A 10-minute self-assessment (decision path)
- Map the data: What personal data do you collect (including cookies/IDs), from whom (countries/states), and for what purposes (analytics, ads, personalization, support)?
List audiences by location: EU/EEA, UK, U.S. states, Brazil, Canada (incl. Quebec), Singapore, etc.
Check thresholds:
- California: $25M revenue or 100k residents/households or ≥50% revenue from selling/sharing.
- Colorado: 100k consumers or 25k + revenue from sales.
- GDPR/ePrivacy: Target EU/EEA residents or monitor behavior? Use cookies/SDKs requiring consent?
- LGPD/Canada/others: Do you collect from residents there? If yes, assume applicability.
- Identify special data/uses: Health (HIPAA), finance (GLBA), children (COPPA), sensitive categories, selling/sharing for ads, cross-border transfers.
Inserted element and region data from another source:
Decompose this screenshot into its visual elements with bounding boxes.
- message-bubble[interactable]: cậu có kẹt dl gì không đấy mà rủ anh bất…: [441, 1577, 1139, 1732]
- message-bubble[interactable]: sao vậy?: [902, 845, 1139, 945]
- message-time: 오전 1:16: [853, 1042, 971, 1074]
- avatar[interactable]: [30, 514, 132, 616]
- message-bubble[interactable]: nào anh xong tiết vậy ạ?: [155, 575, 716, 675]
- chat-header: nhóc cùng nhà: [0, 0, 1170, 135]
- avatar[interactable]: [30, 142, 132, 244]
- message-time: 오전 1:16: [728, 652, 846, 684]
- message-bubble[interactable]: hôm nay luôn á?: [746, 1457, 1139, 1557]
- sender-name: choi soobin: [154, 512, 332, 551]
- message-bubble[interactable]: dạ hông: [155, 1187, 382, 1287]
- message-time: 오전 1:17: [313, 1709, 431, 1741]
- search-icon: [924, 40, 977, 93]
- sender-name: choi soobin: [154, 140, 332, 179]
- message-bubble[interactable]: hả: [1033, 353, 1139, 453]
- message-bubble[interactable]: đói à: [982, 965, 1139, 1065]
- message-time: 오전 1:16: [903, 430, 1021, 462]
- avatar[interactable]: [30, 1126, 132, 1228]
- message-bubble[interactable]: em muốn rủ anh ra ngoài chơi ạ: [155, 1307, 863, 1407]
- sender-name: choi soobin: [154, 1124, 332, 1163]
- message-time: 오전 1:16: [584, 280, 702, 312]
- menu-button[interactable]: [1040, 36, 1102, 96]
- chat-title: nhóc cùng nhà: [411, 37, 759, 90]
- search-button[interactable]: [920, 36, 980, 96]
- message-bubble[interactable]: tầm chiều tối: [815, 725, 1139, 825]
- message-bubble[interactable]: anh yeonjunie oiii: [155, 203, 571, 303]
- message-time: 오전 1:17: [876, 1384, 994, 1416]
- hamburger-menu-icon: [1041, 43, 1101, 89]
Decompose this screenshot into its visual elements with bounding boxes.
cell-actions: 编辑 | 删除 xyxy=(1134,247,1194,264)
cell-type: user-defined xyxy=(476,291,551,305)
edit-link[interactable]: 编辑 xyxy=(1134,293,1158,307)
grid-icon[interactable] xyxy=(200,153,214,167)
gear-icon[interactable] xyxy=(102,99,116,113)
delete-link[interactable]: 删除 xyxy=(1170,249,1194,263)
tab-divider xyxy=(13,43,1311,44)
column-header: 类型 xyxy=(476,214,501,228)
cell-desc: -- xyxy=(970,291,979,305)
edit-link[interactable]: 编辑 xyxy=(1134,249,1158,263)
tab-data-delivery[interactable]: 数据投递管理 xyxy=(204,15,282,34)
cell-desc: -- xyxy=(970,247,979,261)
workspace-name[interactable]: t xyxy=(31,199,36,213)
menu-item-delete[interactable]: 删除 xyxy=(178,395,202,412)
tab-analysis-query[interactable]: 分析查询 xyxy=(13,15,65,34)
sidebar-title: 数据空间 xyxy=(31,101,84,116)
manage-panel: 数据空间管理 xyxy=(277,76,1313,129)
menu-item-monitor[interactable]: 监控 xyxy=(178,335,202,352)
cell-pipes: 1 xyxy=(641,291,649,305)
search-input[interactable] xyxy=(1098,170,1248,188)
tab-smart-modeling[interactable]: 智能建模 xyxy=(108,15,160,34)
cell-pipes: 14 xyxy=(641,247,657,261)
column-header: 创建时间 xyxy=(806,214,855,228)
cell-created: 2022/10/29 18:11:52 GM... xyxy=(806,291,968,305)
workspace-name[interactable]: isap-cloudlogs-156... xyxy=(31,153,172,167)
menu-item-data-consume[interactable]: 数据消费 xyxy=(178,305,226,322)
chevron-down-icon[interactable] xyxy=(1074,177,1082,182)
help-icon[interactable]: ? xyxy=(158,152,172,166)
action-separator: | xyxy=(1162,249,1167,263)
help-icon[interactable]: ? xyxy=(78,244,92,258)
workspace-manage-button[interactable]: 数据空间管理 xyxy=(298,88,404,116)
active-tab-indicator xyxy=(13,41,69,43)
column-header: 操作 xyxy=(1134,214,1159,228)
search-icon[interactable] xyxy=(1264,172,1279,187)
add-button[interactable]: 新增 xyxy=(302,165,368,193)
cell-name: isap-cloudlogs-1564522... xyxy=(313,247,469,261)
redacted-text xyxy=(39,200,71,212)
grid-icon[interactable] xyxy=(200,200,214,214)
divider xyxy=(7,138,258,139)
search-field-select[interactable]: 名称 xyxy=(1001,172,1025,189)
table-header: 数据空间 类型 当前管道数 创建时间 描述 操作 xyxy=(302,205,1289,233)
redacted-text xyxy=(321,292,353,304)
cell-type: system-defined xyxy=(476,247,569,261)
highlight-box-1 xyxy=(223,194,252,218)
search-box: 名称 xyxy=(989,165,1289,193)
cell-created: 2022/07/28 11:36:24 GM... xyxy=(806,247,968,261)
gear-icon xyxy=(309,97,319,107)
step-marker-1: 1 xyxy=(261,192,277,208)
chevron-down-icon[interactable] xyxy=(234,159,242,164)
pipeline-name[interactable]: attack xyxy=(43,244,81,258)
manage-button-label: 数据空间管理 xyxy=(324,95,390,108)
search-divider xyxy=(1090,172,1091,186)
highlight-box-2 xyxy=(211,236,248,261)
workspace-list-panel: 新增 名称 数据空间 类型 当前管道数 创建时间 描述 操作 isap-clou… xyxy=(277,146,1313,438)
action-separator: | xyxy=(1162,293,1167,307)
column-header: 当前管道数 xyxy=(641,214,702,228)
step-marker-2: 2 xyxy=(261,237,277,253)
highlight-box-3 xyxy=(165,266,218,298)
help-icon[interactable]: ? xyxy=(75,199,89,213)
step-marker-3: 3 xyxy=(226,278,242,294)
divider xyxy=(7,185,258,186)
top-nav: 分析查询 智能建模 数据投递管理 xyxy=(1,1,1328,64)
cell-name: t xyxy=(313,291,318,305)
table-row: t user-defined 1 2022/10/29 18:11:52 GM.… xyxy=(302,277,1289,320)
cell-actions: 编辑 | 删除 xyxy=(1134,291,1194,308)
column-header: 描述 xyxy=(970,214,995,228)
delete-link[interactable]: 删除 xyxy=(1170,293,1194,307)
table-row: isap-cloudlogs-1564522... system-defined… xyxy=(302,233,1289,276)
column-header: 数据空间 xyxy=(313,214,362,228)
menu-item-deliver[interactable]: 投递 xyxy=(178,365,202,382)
- Decide your role: Controller/processor (GDPR terms) or service provider/third party (U.S. terms). Your role changes your obligations.
- Document your conclusion: Keep a short record of which laws you believe apply and why. It becomes your accountability artifact.
What “compliance” usually means in practice
- Consent and preferences: When the law requires consent (e.g., EU ePrivacy for most cookies; GDPR for certain processing), show a banner, record choices, and respect GPC/“Do Not Track” if your policy says so. (Cookie Compliance supports consent banners, GPC detection, and consent logs.)
- Notices: Maintain a privacy notice tailored to the applicable regimes (EU, CA, CO, etc.).
- Data rights: Provide access/deletion/opt-out controls where required.
- Contracts: Put DPA/DPAs and state law addenda in place with vendors.